Tate Etc

Kate Hudson on Henry Moore Atom Piece (Working Model for Nuclear Energy) 1964-5

Henry Moore’s Atom Piece (Working Model for Nuclear Energy) 1964–5 is at once organic and industrial. Its burnished bronze dome brings to mind the single cells of early life forms, as well as the spheres atop nuclear power stations or the radomes crowning military bases. To others it suggests a skull or a mushroom cloud. It certainly has a powerful visual resonance with the Atomic Bomb Dome at Hiroshima – a public building that miraculously partially survived the 1945 bombing and which has since been preserved as a peace memorial. In 1987, the city of Hiroshima bought one of the seven casts of Atom Piece.

Moore’s artwork absolutely symbolises the origins and nature of atomic power: splitting the atom, the transformation of matter into energy, or e=mc2, as Einstein calculated, and its application to the radioactive element uranium, resulting in a uniquely devastating force. Human ingenuity turned this destructive potential into the atom bomb. The greatest scientific minds of the twentieth century were dedicated to this creation – and many of them came to deeply regret their contribution. In those years, science was the great hope for humanity, a truth beyond doubting, with its promise of the eradication of hunger, want and disease. Harnessed well, as so many hoped it would be, it seemed near infallible. Yet the so-called miracle of modern science, trumpeted so much in the 1960s, brought malign outcomes too. Atomic science turned out to be a very modern magic. Witnessing the detonation of the first atomic bomb, Robert Oppenheimer recalled a famous line from the Hindu text Bhagavad Gita: ‘Now I am become Death, the destroyer of worlds.’

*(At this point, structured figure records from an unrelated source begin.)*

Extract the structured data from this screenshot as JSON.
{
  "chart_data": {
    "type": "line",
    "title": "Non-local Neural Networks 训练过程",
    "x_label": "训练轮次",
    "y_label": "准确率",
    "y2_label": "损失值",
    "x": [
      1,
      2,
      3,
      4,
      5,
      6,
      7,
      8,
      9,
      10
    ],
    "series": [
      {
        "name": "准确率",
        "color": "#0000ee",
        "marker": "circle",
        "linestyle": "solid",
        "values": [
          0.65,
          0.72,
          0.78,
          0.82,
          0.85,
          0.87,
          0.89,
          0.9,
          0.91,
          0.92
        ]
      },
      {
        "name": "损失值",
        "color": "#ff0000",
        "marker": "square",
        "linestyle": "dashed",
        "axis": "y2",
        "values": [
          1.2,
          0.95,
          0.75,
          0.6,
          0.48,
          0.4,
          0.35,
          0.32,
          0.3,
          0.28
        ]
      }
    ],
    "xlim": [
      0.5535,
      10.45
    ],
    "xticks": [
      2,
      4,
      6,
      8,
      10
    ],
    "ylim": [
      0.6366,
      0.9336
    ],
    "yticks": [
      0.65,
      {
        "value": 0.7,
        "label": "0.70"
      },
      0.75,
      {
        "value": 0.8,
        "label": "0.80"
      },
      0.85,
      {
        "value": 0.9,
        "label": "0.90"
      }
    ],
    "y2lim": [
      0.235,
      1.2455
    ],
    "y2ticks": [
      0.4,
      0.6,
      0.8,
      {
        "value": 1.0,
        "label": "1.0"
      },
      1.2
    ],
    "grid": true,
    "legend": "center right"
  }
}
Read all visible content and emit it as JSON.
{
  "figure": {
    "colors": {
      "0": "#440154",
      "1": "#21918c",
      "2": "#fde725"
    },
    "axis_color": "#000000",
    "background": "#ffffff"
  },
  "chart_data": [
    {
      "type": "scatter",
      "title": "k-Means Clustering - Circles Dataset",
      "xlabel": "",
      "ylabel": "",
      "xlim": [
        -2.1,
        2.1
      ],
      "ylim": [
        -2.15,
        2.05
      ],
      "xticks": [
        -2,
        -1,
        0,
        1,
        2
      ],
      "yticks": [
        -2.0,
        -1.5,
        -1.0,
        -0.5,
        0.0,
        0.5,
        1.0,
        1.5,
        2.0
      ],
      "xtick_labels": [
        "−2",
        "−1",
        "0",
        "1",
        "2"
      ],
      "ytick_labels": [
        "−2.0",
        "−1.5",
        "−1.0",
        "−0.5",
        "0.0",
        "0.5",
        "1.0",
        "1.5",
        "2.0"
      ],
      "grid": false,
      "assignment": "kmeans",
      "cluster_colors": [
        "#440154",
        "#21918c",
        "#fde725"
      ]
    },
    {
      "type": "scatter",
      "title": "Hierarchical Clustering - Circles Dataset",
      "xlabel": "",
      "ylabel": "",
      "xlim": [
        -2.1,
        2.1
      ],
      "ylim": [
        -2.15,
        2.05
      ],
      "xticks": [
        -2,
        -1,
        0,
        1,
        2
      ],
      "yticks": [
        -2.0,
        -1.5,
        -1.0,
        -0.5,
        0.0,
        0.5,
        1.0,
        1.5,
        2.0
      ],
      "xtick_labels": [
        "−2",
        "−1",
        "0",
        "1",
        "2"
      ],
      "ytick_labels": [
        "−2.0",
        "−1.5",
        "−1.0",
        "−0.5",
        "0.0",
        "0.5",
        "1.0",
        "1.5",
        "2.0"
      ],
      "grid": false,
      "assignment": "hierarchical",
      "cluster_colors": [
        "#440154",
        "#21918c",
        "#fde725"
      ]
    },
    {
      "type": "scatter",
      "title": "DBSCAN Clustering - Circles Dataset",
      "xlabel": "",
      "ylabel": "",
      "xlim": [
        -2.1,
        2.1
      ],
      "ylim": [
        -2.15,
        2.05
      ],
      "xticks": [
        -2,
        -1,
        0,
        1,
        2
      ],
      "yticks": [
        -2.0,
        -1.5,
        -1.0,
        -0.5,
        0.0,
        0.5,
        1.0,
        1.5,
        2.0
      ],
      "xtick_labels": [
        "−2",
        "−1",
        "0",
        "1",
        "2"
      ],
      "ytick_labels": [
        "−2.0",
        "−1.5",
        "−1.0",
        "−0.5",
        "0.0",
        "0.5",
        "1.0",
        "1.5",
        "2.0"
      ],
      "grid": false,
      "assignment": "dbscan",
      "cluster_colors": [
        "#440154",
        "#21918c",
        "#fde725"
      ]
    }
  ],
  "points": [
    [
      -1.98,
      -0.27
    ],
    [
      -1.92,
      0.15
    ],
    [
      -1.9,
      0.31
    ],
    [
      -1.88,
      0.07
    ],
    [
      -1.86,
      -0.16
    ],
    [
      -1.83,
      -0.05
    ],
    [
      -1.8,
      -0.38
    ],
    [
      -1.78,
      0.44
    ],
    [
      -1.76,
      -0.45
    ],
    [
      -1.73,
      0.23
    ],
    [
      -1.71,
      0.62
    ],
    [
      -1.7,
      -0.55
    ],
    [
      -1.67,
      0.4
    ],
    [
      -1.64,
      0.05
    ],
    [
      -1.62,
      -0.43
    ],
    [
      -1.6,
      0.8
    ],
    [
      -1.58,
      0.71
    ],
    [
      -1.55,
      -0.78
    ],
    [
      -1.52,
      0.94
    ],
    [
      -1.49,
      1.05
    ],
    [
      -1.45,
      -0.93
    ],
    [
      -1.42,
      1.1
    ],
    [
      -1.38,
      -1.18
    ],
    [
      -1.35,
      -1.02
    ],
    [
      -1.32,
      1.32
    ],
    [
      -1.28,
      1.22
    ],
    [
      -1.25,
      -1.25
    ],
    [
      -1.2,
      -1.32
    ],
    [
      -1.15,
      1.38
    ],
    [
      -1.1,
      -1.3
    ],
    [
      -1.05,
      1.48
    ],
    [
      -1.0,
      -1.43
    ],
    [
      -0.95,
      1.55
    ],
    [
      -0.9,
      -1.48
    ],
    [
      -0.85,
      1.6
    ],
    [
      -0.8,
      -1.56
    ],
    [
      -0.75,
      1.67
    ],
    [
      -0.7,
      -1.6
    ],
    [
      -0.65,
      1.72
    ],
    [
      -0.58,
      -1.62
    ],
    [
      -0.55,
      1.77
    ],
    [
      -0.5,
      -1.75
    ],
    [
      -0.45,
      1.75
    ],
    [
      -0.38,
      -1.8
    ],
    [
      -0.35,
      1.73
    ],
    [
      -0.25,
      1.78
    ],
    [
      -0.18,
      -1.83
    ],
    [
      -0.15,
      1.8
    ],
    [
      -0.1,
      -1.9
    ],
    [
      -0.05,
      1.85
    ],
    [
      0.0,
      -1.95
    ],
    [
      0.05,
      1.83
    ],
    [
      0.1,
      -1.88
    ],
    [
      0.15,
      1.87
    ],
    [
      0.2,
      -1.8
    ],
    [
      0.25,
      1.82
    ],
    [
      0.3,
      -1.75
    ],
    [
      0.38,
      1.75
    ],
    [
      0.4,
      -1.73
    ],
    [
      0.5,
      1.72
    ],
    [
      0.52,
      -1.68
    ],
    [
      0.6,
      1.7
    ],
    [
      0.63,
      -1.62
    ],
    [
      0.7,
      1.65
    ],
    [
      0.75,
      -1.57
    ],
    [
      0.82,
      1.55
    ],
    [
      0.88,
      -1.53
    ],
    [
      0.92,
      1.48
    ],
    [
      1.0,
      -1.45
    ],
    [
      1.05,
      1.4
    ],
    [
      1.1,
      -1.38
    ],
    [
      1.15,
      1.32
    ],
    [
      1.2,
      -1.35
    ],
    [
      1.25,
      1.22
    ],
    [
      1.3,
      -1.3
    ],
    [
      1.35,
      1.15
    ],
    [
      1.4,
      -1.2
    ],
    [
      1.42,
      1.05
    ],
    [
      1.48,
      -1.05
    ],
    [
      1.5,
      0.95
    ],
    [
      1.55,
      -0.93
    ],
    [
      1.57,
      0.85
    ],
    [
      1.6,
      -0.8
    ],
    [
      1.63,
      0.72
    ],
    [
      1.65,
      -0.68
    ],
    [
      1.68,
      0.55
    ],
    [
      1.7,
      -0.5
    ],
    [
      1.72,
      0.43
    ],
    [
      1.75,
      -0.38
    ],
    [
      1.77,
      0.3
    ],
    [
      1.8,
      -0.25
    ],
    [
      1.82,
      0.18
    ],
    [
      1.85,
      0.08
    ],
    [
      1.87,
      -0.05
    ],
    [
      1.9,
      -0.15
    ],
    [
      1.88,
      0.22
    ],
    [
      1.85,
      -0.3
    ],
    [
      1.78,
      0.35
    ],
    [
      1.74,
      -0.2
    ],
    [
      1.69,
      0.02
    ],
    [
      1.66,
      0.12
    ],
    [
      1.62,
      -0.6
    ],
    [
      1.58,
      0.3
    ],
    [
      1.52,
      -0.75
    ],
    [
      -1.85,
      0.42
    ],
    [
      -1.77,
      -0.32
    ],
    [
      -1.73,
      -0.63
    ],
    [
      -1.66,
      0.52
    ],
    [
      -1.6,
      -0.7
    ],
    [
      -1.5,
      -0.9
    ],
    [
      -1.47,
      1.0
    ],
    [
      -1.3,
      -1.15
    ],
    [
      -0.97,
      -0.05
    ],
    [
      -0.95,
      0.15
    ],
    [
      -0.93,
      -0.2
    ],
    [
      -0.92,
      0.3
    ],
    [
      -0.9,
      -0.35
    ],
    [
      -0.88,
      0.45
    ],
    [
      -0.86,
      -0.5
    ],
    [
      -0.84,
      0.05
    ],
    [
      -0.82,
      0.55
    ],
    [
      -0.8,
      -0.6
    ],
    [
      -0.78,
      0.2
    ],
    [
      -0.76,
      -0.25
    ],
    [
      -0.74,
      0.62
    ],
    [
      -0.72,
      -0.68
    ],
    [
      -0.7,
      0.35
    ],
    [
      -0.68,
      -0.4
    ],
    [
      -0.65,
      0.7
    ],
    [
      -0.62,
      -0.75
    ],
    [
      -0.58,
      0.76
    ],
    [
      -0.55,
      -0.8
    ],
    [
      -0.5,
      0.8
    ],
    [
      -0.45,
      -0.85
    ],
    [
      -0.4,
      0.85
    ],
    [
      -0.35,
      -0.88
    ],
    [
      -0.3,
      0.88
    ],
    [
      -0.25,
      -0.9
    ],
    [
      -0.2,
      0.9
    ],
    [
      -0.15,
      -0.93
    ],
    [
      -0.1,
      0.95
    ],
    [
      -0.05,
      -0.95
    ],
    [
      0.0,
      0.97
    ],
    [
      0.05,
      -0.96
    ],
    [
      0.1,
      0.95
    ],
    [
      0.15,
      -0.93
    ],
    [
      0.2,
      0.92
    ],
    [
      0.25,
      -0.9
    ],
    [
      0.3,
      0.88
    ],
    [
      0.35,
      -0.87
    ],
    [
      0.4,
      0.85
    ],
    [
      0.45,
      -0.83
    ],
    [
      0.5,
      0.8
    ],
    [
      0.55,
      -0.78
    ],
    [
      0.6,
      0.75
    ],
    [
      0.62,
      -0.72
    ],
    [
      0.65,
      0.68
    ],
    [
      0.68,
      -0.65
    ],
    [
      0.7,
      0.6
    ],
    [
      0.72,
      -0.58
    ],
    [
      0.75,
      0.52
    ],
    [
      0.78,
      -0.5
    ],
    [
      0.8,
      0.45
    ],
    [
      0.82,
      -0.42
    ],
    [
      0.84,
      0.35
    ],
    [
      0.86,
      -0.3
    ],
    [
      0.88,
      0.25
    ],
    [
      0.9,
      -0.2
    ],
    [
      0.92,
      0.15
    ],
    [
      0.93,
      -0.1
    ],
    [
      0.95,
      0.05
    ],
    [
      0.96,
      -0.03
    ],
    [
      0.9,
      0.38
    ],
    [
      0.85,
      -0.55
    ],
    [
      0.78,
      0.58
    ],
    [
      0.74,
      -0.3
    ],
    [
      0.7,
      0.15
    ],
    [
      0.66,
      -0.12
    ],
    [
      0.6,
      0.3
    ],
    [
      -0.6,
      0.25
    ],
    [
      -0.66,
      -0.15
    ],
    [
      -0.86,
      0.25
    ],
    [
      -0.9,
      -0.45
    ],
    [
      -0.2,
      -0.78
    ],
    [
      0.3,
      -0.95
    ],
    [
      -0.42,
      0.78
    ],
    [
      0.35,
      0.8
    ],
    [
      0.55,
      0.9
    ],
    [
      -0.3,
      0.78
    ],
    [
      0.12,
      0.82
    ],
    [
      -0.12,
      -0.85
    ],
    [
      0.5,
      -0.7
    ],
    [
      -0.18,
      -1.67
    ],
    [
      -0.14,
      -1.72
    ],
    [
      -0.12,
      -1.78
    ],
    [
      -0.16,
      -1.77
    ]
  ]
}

In his opposition to nuclear weapons, Moore was part of a powerful like-minded artistic and intellectual wave. This movement was, in turn, part of the social radicalisation embodied by the Campaign for Nuclear Disarmament in the 1960s –and Moore was perhaps its highest cultural expression. They were truly names to conjure with: among them Barbara Hepworth, J.B. Priestley, Benjamin Britten, Bertrand Russell, Augustus John and Herbert Read. Britain’s traditional identity was changing, and there were plenty of people who wanted to take part in shaping a new society with different values. Art was central to this, whether it was through opening art schools to new techniques and curricula, or the production of challenging, visionary work that upset the old certainties. Moore’s Atom Piece somehow encapsulates this moment in physical form: welding art, science and the terrible power of the atom together in a beautiful artwork. In our own era, as the danger of nuclear weapons use draws ever closer, it’s time to re-engage with the formidable power of Atom Piece.

Atom Piece (Working Model for Nuclear Energy) was presented by the artist in 1978.

Kate Hudson is General Secretary of the Campaign for Nuclear Disarmament.